Feature Request for next generation NVME products

Layer8 2023-04-24 21:14:53 UTC #1

Hello all,

at the moment, all/most products, sockets M.2/3, connectors (U.2/U3 or most SFF-types) on the market are designed to attach a single NVME device with four lanes. Each PCIe 4.0 lane can transfer 2GB/s netto in one direction, which is 8GB/s read and 8GB/s write at the same time per device. Even the most expensive flash based professional data center SSDs cant transfer this rates. Typically, each PCIe generation is twice as fast as the prvevous one, which means that PCIe gen 5 can transfer 4GB/s per lane in one direction.

If you think about it, you may ask yourself why is there such a waste of lanes if one gen 4 lane would be enough for a powerful consume PC? I dont know, but I would like to discuss this topic from a technical point of view and place a feature request.

The best and easiest method would be, if mainboard producers would support x1x1x1x1... bifurcation, which would make it possible to attach up 16 NVMEs to one physical x16 slot (or 8 NVMEs if you would configure x2x2x2... ). The thing is, that no mainboard manufacturer supports this mode. Maybe because its not part of the PCIe-standard, maybe because there are no products out there who would use this kind of bifurcation, maybe its not support in the provided bios from AMD and Intel or maybe CPUs are not made to divide their lanes into x1.

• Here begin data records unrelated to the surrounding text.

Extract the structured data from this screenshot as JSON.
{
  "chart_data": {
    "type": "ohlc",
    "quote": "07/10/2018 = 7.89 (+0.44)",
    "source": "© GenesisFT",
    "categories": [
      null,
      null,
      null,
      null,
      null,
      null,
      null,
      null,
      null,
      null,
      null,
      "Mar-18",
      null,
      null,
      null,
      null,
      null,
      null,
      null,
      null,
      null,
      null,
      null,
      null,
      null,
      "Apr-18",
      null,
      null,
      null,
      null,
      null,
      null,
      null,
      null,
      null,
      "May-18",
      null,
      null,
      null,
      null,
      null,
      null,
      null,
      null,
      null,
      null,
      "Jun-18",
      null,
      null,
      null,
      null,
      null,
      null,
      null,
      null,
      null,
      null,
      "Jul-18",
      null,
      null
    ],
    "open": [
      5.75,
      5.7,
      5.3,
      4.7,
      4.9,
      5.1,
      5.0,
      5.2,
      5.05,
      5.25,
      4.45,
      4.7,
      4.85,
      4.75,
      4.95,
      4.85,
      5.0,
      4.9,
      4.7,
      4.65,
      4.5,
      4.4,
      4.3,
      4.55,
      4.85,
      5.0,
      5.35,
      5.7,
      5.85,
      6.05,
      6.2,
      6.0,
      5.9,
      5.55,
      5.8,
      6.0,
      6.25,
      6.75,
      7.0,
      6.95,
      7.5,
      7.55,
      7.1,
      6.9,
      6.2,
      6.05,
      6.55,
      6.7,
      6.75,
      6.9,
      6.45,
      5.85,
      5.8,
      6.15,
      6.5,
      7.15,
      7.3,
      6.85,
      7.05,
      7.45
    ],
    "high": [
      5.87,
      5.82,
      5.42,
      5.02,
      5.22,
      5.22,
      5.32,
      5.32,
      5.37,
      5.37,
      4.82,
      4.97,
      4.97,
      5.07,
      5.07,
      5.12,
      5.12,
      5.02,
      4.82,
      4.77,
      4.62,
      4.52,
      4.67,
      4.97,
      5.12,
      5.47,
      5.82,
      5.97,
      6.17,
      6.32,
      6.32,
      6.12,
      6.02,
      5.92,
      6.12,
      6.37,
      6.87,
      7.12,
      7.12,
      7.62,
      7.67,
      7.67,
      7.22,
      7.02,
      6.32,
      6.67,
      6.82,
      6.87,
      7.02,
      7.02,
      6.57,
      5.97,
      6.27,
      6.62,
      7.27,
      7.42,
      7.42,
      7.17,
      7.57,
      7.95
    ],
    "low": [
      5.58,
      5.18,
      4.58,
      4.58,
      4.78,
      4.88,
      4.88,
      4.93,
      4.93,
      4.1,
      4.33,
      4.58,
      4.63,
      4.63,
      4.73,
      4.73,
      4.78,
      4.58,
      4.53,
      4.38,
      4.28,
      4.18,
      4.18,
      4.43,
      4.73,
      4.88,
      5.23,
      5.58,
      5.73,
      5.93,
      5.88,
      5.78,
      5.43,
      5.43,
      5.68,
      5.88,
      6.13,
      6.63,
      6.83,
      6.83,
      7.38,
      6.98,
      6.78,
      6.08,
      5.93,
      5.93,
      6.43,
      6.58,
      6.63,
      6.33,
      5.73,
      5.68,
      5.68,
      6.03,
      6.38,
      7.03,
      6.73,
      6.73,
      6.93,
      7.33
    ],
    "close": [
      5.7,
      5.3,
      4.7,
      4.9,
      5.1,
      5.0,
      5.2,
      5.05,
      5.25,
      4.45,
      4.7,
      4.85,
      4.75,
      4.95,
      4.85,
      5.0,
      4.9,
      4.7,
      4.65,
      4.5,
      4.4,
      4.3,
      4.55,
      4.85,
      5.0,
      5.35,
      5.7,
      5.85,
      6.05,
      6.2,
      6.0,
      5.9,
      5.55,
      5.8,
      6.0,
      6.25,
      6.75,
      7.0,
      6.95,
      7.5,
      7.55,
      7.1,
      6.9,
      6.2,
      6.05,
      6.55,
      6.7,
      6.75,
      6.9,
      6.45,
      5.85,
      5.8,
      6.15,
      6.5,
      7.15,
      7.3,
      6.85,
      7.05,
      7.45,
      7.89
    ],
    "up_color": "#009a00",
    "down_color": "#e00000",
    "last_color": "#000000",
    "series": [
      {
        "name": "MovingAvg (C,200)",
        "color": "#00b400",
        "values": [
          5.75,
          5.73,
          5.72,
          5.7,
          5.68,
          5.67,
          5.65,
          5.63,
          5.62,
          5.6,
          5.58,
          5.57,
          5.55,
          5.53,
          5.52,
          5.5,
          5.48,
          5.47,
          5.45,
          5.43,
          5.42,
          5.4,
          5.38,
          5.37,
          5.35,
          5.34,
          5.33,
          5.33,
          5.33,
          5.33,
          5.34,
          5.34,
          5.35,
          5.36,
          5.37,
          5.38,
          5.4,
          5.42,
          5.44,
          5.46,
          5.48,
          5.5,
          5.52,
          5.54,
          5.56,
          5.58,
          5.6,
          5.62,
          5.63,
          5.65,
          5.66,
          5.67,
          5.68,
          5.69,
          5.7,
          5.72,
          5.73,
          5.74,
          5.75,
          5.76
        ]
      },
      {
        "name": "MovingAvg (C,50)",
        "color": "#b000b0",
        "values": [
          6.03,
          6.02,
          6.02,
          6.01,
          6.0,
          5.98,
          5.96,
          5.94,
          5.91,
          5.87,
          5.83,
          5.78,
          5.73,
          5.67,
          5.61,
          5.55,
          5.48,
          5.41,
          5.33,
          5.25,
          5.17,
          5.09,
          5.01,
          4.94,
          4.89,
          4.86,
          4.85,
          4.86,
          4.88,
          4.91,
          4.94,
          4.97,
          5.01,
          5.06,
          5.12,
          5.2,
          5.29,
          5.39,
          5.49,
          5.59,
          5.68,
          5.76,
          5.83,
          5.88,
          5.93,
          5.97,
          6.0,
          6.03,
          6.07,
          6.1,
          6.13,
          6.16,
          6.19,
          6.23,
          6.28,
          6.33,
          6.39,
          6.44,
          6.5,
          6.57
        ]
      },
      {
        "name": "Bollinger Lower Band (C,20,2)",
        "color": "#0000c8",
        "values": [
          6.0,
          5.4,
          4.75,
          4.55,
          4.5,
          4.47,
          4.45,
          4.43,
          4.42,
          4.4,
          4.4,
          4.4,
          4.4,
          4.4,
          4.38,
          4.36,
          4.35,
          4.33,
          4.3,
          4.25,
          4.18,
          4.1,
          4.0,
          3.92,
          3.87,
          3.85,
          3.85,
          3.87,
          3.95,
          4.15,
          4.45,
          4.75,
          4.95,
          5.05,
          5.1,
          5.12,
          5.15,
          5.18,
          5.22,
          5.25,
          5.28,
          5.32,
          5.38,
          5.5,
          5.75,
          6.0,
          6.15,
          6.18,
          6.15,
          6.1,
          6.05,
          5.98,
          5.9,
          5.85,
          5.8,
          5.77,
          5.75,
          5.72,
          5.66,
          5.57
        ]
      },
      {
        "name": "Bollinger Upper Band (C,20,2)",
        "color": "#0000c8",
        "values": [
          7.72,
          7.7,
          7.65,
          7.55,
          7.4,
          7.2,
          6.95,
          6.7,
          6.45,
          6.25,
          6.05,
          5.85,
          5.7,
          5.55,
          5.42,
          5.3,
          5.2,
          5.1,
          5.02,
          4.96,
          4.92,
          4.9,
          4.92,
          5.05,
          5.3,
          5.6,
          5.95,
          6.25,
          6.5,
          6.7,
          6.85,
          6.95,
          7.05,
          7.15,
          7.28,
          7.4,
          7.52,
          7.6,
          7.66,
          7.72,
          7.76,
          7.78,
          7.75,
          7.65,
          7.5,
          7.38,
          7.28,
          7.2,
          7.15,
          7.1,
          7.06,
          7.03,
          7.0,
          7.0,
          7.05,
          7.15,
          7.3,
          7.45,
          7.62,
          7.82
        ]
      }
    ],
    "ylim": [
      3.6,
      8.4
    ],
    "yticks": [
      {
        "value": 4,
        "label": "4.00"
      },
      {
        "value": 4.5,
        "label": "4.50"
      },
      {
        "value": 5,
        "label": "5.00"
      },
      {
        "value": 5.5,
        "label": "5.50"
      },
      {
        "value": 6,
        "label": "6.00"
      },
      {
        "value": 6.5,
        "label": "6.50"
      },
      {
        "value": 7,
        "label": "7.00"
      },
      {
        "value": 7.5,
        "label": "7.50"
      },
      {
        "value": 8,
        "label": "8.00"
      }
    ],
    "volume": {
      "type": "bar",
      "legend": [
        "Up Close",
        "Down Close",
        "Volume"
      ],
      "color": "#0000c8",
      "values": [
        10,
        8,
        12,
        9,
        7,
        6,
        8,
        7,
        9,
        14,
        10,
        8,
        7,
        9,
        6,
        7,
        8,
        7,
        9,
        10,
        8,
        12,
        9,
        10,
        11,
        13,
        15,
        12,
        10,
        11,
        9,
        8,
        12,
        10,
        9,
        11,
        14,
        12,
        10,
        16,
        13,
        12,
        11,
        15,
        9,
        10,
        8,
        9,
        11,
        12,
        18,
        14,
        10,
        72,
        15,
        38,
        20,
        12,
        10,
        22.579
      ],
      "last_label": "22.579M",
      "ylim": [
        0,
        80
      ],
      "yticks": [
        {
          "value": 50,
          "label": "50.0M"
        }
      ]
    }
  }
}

But Broadcoms controllers like 9400 and 9500 series (which are both Tri-Mode) chipsets are designed to support physical x1, x2 and x4 connected NVME devices. They even can allocate up to 32 logical NVMEs.

Without any active silicon, its not possible to attache 32NVMEs to one 9x00-16i controller. This is only possible if you have a professional storage enclosure with active backplanes with PLX chips (PCIe-Switches) on it. But thats not a solution for consumer or semi professional systems, because its to expensive and you need a lot of cooling power.

But its possible to connect 16 NVMEs to one 9x00-16i card, because it provides 16 PCIe lanes over typically four SlimSAS connectors. And thats the ultimate goal: Please make it possible to connect
- 16 NVME to one 16i card (x1 mode for each NVME; of course there is no product at the moment which can hold 16 NVMEs) or
- 8 NVME to one 16i card (x2 mode fore each NVME)
- 8 NVME to one 8i card (x1 mode for each NVME)
- 4 NVME to one 8i card (x2 mode)
and so on.

I know, that this cant be done with a simple cable with one SlimSAS connector on the one and four U.2 connectors on the other end. The reason is, that each PCIe device needs its own refclock signal. And this singla is only availe once on a SlimSAS connector. So you would need a refclock buffer chip in the cable, which multiplies the single refclock signal to four individual signals. This is typically nothing which is build into a cable, but on a PCB.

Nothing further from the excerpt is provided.